Lubrication Studies in a Methanol-Fueled Spark Ignition Engine 892156
Methanol continues to be an important alternative fuel candidate for use in spark ignition engines. In addition to its potential as an alternative energy source, methanol has been claimed to provide benefits in possibly reducing reactive hydrocarbon emissions which contribute to ozone formation. This has resulted in considerable interest in using methanol fuels in several U.S. urban areas to assist in air pollution reduction. As a result of government incentives on these issues, engine builders are now developing new generations of vehicles capable of operating on methanol. Lubrication of these engines will require methanol-compatible oil formulations. Test work has shown that some current quality engine oils, designed for use with gasoline fuel, severely limit engine durability due to excessive wear of the valve train, cylinder bore, and bearings. A laboratory engine test program using a 2.3-liter engine has been conducted to evaluate methanol-fueled engine lubrication. After establishing the performance of selected reference oils, alternate formulations have been developed providing satisfactory wear protection. Oil formulations using synthetic base stocks offer important advantages for an all-seasons oil tailored for use in methanol-fueled engines. A severe over-the-road field test focusing on short-trip, cold-start operation using a methanol-fueled vehicle was conducted to demonstrate the performance of a synthetic product developed for use with methanol fuel.
METHYL ALCOHOL, or methanol, represents one of the most promising alternative fuels available today for use in current spark ignition internal combustion engines. Methanol can be made available from alternate energy sources, such as coal, natural gas, and/or organic biomass materials. In addition, methanol offers the potential for possibly reducing reactive vehicle hydrocarbon emissions which contribute to ozone formation.

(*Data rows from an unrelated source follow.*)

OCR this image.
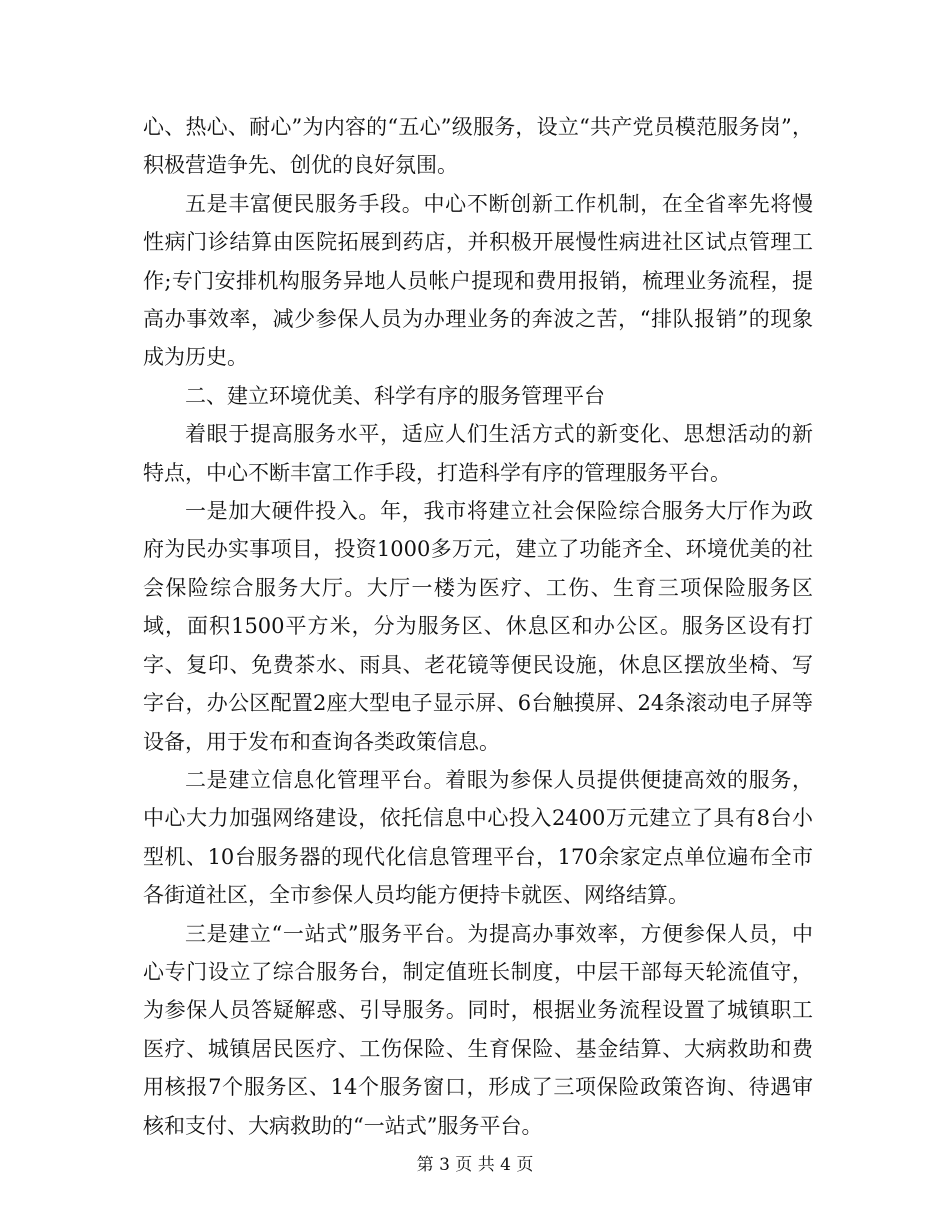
心、热心、耐心”为内容的“五心”级服务，设立“共产党员模范服务岗”，积极营造争先、创优的良好氛围。

五是丰富便民服务手段。中心不断创新工作机制，在全省率先将慢性病门诊结算由医院拓展到药店，并积极开展慢性病进社区试点管理工作;专门安排机构服务异地人员帐户提现和费用报销，梳理业务流程，提高办事效率，减少参保人员为办理业务的奔波之苦，“排队报销”的现象成为历史。

二、建立环境优美、科学有序的服务管理平台

着眼于提高服务水平，适应人们生活方式的新变化、思想活动的新特点，中心不断丰富工作手段，打造科学有序的管理服务平台。

一是加大硬件投入。年，我市将建立社会保险综合服务大厅作为政府为民办实事项目，投资1000多万元，建立了功能齐全、环境优美的社会保险综合服务大厅。大厅一楼为医疗、工伤、生育三项保险服务区域，面积1500平方米，分为服务区、休息区和办公区。服务区设有打字、复印、免费茶水、雨具、老花镜等便民设施，休息区摆放坐椅、写字台，办公区配置2座大型电子显示屏、6台触摸屏、24条滚动电子屏等设备，用于发布和查询各类政策信息。

二是建立信息化管理平台。着眼为参保人员提供便捷高效的服务，中心大力加强网络建设，依托信息中心投入2400万元建立了具有8台小型机、10台服务器的现代化信息管理平台，170余家定点单位遍布全市各街道社区，全市参保人员均能方便持卡就医、网络结算。

三是建立“一站式”服务平台。为提高办事效率，方便参保人员，中心专门设立了综合服务台，制定值班长制度，中层干部每天轮流值守，为参保人员答疑解惑、引导服务。同时，根据业务流程设置了城镇职工医疗、城镇居民医疗、工伤保险、生育保险、基金结算、大病救助和费用核报7个服务区、14个服务窗口，形成了三项保险政策咨询、待遇审核和支付、大病救助的“一站式”服务平台。

第 3 页 共 4 页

Methanol is also particularly attractive compared to other alternate fuels in that it can be used in current engine designs with minimal conversion effort and cost. As a result of these factors, interest and research into the use of methanol has been pursued by engine manufacturers, commercial vehicle operators, and government energy and environmental agencies.
The use of methanol in current engine designs presents lubrication requirements substantially different than those of conventional gasoline fuels. This has led to continuing studies on the effects of methanol by many researchers (1, 2, 3, 4, 5, 6 and 7, 10, 11, 12, 13, 14, 15 and 16).∗ As has been demonstrated by this prior research, using methanol as a fuel generally promotes a cleaner lubricant environment but also induces significantly greater engine wear compared to gasoline. This wear affects engine operation and durability. However, optimized lubricant formulations can provide acceptable engine performance with methanol as demonstrated in the following laboratory engine and field testing.